Tom Ansell’s thoughts were echoed by Inspector Foster that evening as he sat with Tom and Helen in the drawing room of Canon Selby’s house. They were all sipping brandy, courtesy of the owner.
‘You mustn’t make a habit of this body-finding, Mr Ansell. First Canon Slater and now, well, now whoever the unfortunate individual was out at Todd’s Mound. .’
‘We think it was Mr North,’ said Helen.
‘Possibly, possibly,’ said the policeman with all his professional caution. ‘But there’s no way of telling, is there? Not until we get some of those clothes cleaned up and give Mrs Banks a sight of them.’
This was true enough. The process of recovering the corpse from the flank of the hill had taken up most of the day. Tom and Helen returned to the town on foot and entered the police house, muddy and bedraggled and breathless. Inspector Foster had to be found and their story told several times over. A trio of constables was gathered and, together with the Inspector and Tom and Helen, they were driven back to Todd’s Mound in a carriage and a cart. A carriage for Foster and the two young people, the cart for the three constables. There was a purpose to the cart, as they realized later. Tom urged Helen to stay behind — he could lead the group to the place by himself — but she insisted on being ‘in at the kill’ (as she said, before clapping her hand over her mouth in horrified amusement).
Tom and she had been content to do no more than guide Foster and his men towards the point above the fallen beech on the eastern side of the hill. They did not see Gabriel the shepherd again. Perhaps he was alarmed by the crowd of police. Tom and Helen watched from the embankment gateway while the constables did what was literally the dirty work down below under Foster’s direction. The first constable to go in, Chesney, came out almost straightaway. He said, ‘There’s two of ’em in there, guv.’ Foster explained that they weren’t interested in bare bones, which might have lain there for centuries, but in fresh (or freshish) corpses. Chesney should go back inside and concentrate on that.

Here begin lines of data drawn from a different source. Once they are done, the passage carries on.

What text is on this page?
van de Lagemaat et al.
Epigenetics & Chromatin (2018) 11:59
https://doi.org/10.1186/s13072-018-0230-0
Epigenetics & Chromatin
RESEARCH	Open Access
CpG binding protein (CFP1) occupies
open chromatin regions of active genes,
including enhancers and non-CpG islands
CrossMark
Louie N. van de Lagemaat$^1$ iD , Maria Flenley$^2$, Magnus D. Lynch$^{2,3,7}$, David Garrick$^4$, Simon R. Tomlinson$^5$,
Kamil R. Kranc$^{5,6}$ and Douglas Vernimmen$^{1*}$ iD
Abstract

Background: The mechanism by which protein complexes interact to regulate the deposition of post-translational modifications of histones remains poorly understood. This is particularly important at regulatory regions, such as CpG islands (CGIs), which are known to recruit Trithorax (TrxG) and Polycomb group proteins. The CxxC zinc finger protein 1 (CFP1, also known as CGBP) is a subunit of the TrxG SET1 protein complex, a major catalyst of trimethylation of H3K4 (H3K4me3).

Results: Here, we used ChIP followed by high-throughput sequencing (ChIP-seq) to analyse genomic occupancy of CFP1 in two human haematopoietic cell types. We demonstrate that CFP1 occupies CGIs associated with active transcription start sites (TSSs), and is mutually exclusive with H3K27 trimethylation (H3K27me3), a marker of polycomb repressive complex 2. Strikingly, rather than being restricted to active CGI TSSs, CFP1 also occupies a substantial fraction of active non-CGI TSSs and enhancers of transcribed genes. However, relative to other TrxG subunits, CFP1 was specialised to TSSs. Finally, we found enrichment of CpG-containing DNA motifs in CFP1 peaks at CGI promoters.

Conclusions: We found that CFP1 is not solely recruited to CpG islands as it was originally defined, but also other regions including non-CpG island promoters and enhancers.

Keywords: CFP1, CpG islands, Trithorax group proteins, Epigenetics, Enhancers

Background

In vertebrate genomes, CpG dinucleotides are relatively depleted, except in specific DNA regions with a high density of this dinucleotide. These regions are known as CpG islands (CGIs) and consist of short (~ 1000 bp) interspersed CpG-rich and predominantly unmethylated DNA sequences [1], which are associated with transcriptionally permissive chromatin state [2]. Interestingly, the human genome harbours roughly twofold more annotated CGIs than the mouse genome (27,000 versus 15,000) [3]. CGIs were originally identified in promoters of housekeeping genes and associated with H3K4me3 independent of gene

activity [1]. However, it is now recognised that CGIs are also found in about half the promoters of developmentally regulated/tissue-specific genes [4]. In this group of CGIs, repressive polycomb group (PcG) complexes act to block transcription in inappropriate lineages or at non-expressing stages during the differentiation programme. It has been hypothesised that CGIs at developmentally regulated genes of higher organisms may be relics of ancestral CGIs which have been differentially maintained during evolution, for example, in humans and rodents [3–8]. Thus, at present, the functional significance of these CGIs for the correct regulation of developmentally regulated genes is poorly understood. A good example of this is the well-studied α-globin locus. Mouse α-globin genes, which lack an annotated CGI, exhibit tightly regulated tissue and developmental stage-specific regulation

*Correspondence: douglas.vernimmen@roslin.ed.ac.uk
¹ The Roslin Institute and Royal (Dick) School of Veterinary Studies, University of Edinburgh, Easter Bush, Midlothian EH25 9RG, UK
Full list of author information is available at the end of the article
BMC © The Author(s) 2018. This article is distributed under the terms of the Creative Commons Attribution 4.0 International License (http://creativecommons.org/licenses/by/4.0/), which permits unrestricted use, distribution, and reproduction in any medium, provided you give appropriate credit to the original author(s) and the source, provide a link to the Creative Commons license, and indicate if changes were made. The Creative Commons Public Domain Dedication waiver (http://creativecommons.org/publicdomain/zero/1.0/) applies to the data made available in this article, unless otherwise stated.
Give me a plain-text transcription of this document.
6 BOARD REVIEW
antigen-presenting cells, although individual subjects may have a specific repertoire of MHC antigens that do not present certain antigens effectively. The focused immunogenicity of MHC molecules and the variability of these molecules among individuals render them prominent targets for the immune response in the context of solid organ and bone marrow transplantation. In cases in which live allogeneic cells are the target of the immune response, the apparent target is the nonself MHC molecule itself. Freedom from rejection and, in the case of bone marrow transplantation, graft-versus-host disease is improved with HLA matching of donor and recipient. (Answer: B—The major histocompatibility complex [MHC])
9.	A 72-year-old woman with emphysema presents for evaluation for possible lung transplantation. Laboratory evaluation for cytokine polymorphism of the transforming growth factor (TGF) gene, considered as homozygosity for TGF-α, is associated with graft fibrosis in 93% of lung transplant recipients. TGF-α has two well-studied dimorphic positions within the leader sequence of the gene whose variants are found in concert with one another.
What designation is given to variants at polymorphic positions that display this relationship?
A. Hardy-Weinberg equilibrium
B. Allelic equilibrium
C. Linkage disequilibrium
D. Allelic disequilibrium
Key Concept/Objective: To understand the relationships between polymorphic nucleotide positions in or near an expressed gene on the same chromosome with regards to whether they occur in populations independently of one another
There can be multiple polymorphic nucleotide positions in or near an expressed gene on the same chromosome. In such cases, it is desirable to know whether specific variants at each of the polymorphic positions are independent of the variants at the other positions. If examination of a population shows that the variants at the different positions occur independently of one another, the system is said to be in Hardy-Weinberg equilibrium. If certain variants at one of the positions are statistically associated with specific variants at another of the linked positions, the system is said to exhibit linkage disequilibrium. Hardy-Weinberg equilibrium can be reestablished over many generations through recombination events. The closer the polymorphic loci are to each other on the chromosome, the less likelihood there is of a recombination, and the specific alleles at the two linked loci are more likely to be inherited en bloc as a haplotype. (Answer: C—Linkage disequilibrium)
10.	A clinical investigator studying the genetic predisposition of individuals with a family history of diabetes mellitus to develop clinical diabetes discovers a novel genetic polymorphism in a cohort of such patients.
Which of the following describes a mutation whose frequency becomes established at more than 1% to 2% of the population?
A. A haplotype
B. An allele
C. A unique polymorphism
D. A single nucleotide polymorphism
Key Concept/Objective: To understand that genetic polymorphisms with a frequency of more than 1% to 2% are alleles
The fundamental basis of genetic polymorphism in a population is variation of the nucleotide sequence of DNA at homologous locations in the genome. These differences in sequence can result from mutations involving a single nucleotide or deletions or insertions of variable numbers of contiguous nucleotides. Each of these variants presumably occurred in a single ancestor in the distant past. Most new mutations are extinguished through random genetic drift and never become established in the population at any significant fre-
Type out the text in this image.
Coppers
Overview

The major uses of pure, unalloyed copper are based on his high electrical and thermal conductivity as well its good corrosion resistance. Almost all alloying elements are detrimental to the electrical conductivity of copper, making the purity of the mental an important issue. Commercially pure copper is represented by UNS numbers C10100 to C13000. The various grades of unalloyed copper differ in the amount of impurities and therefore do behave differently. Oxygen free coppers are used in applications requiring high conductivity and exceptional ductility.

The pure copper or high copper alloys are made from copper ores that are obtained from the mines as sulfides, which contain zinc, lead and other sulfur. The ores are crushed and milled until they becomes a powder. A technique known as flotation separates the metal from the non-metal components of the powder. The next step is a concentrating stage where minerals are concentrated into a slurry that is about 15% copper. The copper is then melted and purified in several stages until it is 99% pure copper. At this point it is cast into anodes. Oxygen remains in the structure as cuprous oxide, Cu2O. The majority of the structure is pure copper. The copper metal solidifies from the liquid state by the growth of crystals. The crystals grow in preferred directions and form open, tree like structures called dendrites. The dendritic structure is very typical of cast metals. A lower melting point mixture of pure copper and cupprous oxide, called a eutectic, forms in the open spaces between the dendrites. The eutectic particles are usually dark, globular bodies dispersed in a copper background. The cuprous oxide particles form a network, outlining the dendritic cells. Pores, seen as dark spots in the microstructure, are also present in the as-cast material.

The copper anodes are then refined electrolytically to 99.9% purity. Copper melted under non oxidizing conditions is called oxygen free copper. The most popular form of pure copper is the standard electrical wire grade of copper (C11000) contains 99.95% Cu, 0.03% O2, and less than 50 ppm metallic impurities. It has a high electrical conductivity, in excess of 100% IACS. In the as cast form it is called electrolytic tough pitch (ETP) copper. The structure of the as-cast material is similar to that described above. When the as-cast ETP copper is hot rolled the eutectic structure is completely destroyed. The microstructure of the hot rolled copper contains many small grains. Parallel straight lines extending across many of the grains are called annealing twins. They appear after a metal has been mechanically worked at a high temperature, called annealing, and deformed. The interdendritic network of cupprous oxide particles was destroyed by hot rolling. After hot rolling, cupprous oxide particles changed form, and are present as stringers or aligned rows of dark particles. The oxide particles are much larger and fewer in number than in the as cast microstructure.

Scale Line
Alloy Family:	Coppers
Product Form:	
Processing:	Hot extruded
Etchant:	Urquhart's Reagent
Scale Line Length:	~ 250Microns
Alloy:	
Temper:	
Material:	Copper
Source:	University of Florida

The burial chamber was too small to hold more than a single person at a time so first Constable Chesney and then the other policemen entered one by one, holding their breath and tugging at the corpse until it was brought out, inch by inch, from the interior of the burrow and laid out on the hillside. One of the constables turned away to be sick. Even from a distance the sight was unpleasant. Tom instinctively put up his hand to shield Helen but she had already averted her gaze.
The body was still clothed but the garments were stained and discoloured, and rents in the material showed grey-green flesh underneath. The head, which was the same colour, had little hair left and the face was shapeless and pitted with myriad tiny holes. It was apparent too that small animals must have been feeding on the whole body.
The police had brought with them ropes and a canvas sheet in which they tied the body, and a makeshift stretcher to carry it away on. Foster ordered them to lug their burden to the other side of Todd’s Mound and dump it in the cart. He slapped down the frivolous suggestion of one of his men that it might be quicker to roll the body down the steep incline on this side and collect it at the bottom. After their initial shock and surprise, Tom and Helen had become fascinated by the process, almost against their will. Helen, in particular, had started hanging over the shrouded body in a manner that Tom considered pretty unhealthy. He put it down to her novelist’s sensibility.
While his men were dealing with the corpse, the Inspector and the others returned to Salisbury. By now it was growing dark. Foster promised he would call on them at Canon Selby’s to give them his news.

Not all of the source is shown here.